The Chase NZ host Paul Henry has narrowly outrun the Broadcasting Standards Authority, after a complaint about comments he made about Indian food on the quiz show.

Henry, who hosted a limited-run New Zealand season of the hit British show last year, joked with a contestant who said they would spend any prize money on a trip to the Taj Mahal in India.

Henry, who is also now a TVNZ board member, told the contestant: “You’ve got to be so careful what you eat” and that several of his friends had “exploded” in the Taj Mahal, where it was “very hard to find a bathroom”.

Later in the episode, Henry said: “$45,000, Taj Mahal, you can buy a lot of wet wipes with that.”

The four members of the BSA considered a complaint that Henry breached the discrimination and denigration broadcasting standard.

The BSA said the complainant believed the comments had “the potential to encourage discrimination against India and Indian people, through reinforcing harmful racial stereotypes that India (and, by association, Indian people) are dirty and unhygienic”.

“They are colonial-era narratives that have historically been used to demean Indian people and South Asian communities and to portray their environments as inferior,” said the complainant.

“The reduction of a culturally and historically significant monument to the centre of crude toilet humour directly reinforces these stereotypes.”

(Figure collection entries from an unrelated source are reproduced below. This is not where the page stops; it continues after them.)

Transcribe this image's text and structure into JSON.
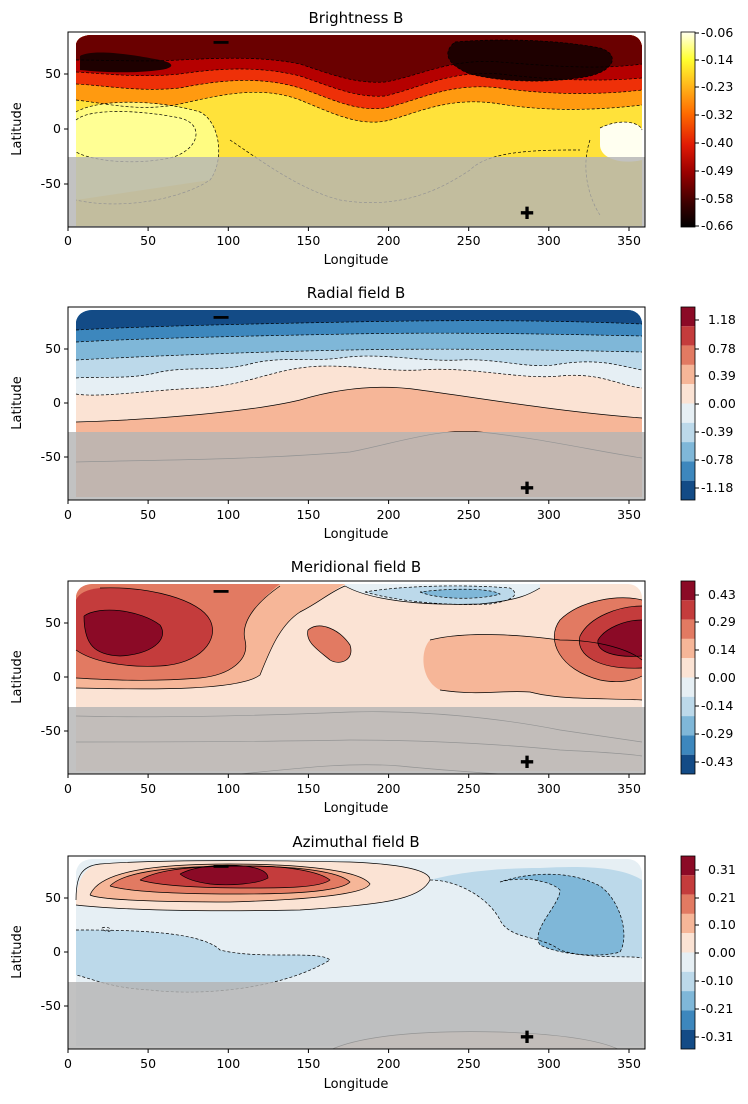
{
  "figure": {
    "description_type": "multi-panel filled contour maps",
    "marker_minus": "−",
    "marker_plus": "✚"
  },
  "chart_data": [
    {
      "id": "brightness",
      "type": "heatmap",
      "title": "Brightness B",
      "xlabel": "Longitude",
      "ylabel": "Latitude",
      "xlim": [
        0,
        360
      ],
      "ylim": [
        -90,
        90
      ],
      "xticks": [
        "0",
        "50",
        "100",
        "150",
        "200",
        "250",
        "300",
        "350"
      ],
      "yticks": [
        "50",
        "0",
        "-50"
      ],
      "colormap": "hot",
      "colorbar_range": [
        -0.66,
        -0.06
      ],
      "colorbar_ticks": [
        "-0.06",
        "-0.14",
        "-0.23",
        "-0.32",
        "-0.40",
        "-0.49",
        "-0.58",
        "-0.66"
      ],
      "colors": [
        "#fffff0",
        "#ffff8a",
        "#ffe23a",
        "#ff9a10",
        "#ee3008",
        "#b50000",
        "#6a0000",
        "#1e0000"
      ],
      "shaded_region": {
        "lat_max": -28,
        "color": "#b4b4b4"
      },
      "marker_minus": {
        "lon": 95,
        "lat": 78
      },
      "marker_plus": {
        "lon": 286,
        "lat": -78
      }
    },
    {
      "id": "radial",
      "type": "heatmap",
      "title": "Radial field B",
      "xlabel": "Longitude",
      "ylabel": "Latitude",
      "xlim": [
        0,
        360
      ],
      "ylim": [
        -90,
        90
      ],
      "xticks": [
        "0",
        "50",
        "100",
        "150",
        "200",
        "250",
        "300",
        "350"
      ],
      "yticks": [
        "50",
        "0",
        "-50"
      ],
      "colormap": "RdBu_r",
      "colorbar_range": [
        -1.38,
        1.38
      ],
      "colorbar_ticks": [
        "1.18",
        "0.78",
        "0.39",
        "0.00",
        "-0.39",
        "-0.78",
        "-1.18"
      ],
      "colors": [
        "#8b0a26",
        "#c43c3c",
        "#e27a62",
        "#f6b698",
        "#fbe3d4",
        "#e6eff4",
        "#bcd9ea",
        "#7fb7d8",
        "#3d87bd",
        "#134b86"
      ],
      "shaded_region": {
        "lat_max": -28,
        "color": "#b4b4b4"
      },
      "marker_minus": {
        "lon": 95,
        "lat": 78
      },
      "marker_plus": {
        "lon": 286,
        "lat": -78
      }
    },
    {
      "id": "meridional",
      "type": "heatmap",
      "title": "Meridional field B",
      "xlabel": "Longitude",
      "ylabel": "Latitude",
      "xlim": [
        0,
        360
      ],
      "ylim": [
        -90,
        90
      ],
      "xticks": [
        "0",
        "50",
        "100",
        "150",
        "200",
        "250",
        "300",
        "350"
      ],
      "yticks": [
        "50",
        "0",
        "-50"
      ],
      "colormap": "RdBu_r",
      "colorbar_range": [
        -0.5,
        0.5
      ],
      "colorbar_ticks": [
        "0.43",
        "0.29",
        "0.14",
        "0.00",
        "-0.14",
        "-0.29",
        "-0.43"
      ],
      "colors": [
        "#8b0a26",
        "#c43c3c",
        "#e27a62",
        "#f6b698",
        "#fbe3d4",
        "#e6eff4",
        "#bcd9ea",
        "#7fb7d8",
        "#3d87bd",
        "#134b86"
      ],
      "shaded_region": {
        "lat_max": -28,
        "color": "#b4b4b4"
      },
      "marker_minus": {
        "lon": 95,
        "lat": 78
      },
      "marker_plus": {
        "lon": 286,
        "lat": -78
      }
    },
    {
      "id": "azimuthal",
      "type": "heatmap",
      "title": "Azimuthal field B",
      "xlabel": "Longitude",
      "ylabel": "Latitude",
      "xlim": [
        0,
        360
      ],
      "ylim": [
        -90,
        90
      ],
      "xticks": [
        "0",
        "50",
        "100",
        "150",
        "200",
        "250",
        "300",
        "350"
      ],
      "yticks": [
        "50",
        "0",
        "-50"
      ],
      "colormap": "RdBu_r",
      "colorbar_range": [
        -0.36,
        0.36
      ],
      "colorbar_ticks": [
        "0.31",
        "0.21",
        "0.10",
        "0.00",
        "-0.10",
        "-0.21",
        "-0.31"
      ],
      "colors": [
        "#8b0a26",
        "#c43c3c",
        "#e27a62",
        "#f6b698",
        "#fbe3d4",
        "#e6eff4",
        "#bcd9ea",
        "#7fb7d8",
        "#3d87bd",
        "#134b86"
      ],
      "shaded_region": {
        "lat_max": -28,
        "color": "#b4b4b4"
      },
      "marker_minus": {
        "lon": 95,
        "lat": 78
      },
      "marker_plus": {
        "lon": 286,
        "lat": -78
      }
    }
  ]
}
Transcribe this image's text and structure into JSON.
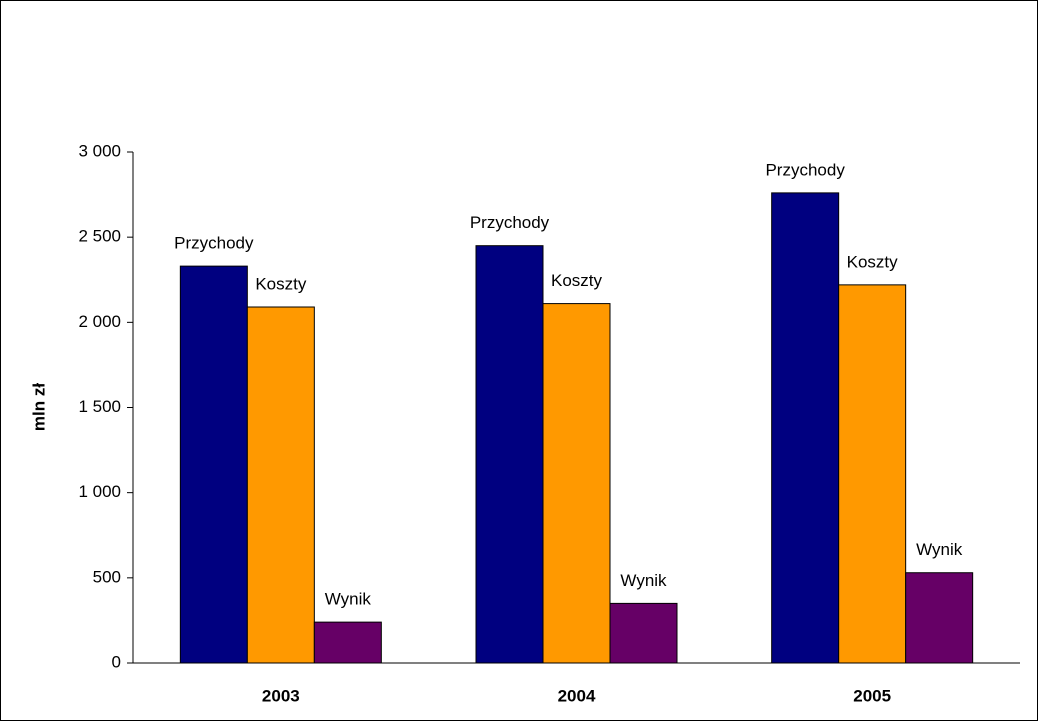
{
  "chart_data": {
    "type": "bar",
    "y_label": "mln zł",
    "categories": [
      "2003",
      "2004",
      "2005"
    ],
    "series": [
      {
        "name": "Przychody",
        "color": "#000080",
        "values": [
          2330,
          2450,
          2760
        ]
      },
      {
        "name": "Koszty",
        "color": "#ff9900",
        "values": [
          2090,
          2110,
          2220
        ]
      },
      {
        "name": "Wynik",
        "color": "#660066",
        "values": [
          240,
          350,
          530
        ]
      }
    ],
    "ylim": [
      0,
      3000
    ],
    "yticks": [
      0,
      500,
      {
        "value": 1000,
        "label": "1 000"
      },
      {
        "value": 1500,
        "label": "1 500"
      },
      {
        "value": 2000,
        "label": "2 000"
      },
      {
        "value": 2500,
        "label": "2 500"
      },
      {
        "value": 3000,
        "label": "3 000"
      }
    ],
    "grid": false
  }
}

The complainant also referred to historic, controversial comments Henry made more than 15 years ago when he was host of TVNZ Breakfast – including mocking the name of Sheila Dikshit, an Indian government minister, and questioning whether then Governor General Sir Anand Satyanand was a real New Zealander because of his heritage.

In a just-released decision, two BSA members, chair Susie Staley and Karyn Fenton-Ellis, said the comments on The Chase did not breach the discrimination and denigration standard; the other two members, John Gillespie and Aroha Beck, said it did.

Because of Staley’s position, the majority of the board therefore rejected the complaint.

The authority said the majority of members found the comments appeared intended as a humorous anecdote focused on Henry’s friends’ unfortunate travel experiences and could not be said to implicitly refer to, or target, Indian people in this way.